Puckett, who later earned two Distinguished Service Crosses, one in Korea and one in Vietnam, said he remembered the first time the reality of war set in — walking home from church with his dad at the age of 5 or 6.
“I saw a man on crutches — one leg, the first amputee I’d ever seen,” he said. “He held a handful of red paper flowers gave one to my dad, and my dad gave him some money. After, I asked my dad what was that all about, and he said, ‘That man was a veteran. He served in World War I. He lost his leg in that conflict.’”
“My dad went on to explain that those red paper flowers were in memory of the poppies that grew in Flanders Field in Belgium where so many of the Allied soldiers, American and others, had given their lives.”
Americans live free, Puckett said, because of the millions of service members who have and are deployed in the cause of liberty.
George Ward, a veteran of the China-Burma-India theater of World War II and honorary member of the 75th Ranger Regiment, said he regularly attends Veterans Day ceremonies.
“I think it’s important to remember everything. Everybody had a part in it. We didn’t have (any) deadbeats,” said the veteran, who was drafted into the Army in 1944. “And Soldiers today — they’re magnificent. We’re safe because of the military personnel, the sacrifices they’ve made in all wars.”Command Sgt. Maj Jeffery Stitzell, battalion sergeant major for 1st Battalion, 19th Infantry Regiment, has deployed twice to Iraq and once to Afghanistan. In his experience, Stitzell said he has seen Americans give Veterans Day its due.

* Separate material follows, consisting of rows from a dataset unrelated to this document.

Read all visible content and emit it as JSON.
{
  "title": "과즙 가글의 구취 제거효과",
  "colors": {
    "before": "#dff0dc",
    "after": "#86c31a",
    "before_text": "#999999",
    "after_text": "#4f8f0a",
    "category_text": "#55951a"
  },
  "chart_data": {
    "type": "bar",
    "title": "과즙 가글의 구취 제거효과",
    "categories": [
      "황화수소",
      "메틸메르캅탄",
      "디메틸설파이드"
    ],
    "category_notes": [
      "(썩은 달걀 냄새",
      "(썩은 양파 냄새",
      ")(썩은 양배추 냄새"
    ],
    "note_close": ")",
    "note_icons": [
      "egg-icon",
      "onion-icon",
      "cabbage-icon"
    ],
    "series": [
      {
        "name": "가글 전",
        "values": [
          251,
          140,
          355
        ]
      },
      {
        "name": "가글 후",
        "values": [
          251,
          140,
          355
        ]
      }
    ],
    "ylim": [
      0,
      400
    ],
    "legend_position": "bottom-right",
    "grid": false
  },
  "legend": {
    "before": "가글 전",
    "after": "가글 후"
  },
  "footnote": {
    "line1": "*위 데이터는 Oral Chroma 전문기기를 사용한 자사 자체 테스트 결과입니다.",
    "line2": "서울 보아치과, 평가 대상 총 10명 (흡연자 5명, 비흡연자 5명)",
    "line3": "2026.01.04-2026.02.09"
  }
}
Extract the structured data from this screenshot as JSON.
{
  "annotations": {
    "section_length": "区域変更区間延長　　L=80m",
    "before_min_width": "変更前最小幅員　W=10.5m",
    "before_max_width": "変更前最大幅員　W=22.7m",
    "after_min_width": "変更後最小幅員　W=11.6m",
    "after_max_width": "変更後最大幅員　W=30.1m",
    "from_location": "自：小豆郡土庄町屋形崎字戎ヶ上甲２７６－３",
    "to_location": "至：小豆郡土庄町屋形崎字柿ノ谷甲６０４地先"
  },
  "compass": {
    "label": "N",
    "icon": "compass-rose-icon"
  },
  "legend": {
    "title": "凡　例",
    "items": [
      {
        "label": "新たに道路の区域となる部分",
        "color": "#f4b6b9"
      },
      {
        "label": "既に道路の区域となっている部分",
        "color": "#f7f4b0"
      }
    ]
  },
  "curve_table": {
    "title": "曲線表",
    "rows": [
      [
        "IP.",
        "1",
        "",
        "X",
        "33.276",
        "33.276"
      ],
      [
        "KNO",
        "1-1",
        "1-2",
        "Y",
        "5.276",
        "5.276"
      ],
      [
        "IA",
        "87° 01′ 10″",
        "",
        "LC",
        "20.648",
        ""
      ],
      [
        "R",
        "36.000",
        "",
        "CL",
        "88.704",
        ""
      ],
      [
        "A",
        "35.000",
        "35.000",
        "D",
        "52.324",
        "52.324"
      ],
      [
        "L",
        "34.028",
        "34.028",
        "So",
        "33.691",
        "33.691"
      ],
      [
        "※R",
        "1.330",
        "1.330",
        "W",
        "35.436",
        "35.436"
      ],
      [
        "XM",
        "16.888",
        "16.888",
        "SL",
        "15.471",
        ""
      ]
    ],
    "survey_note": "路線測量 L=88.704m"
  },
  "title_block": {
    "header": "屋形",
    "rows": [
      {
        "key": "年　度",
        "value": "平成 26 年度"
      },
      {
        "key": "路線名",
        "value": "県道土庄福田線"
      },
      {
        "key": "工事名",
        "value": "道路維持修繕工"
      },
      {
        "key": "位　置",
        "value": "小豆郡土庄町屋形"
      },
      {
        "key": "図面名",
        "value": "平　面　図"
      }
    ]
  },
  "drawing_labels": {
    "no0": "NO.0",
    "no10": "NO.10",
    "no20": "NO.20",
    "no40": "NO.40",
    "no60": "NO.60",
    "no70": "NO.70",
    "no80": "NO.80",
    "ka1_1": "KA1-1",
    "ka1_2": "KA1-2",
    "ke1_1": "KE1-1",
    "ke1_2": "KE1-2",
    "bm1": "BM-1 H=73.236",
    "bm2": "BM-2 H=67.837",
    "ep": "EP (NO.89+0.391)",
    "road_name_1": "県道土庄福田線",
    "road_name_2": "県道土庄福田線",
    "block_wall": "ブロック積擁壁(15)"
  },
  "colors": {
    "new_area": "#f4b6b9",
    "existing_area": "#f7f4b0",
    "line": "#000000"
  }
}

“My two days that mean something to me are Veterans Day and Memorial Day,” he said. “You can’t forget it. We’ve had millions die — that’s why we’re free. We’ve had millions wounded — that’s why we’re free. It’s for those with (us) and those that have come before.”
Stitzell said Veterans Day is about more than just veterans: it’s also about those who support veterans, such as family and service members who haven’t yet deployed.
“Working on Sand Hill, it’s the future, too, the privates we’re training,” he said. “They are the future of America.”
“We live free because thousands of young men and women are deployed in more than 100 places throughout the world,” Puckett said. “How fortunate we are. They are our veterans of tomorrow. We owe them everything.”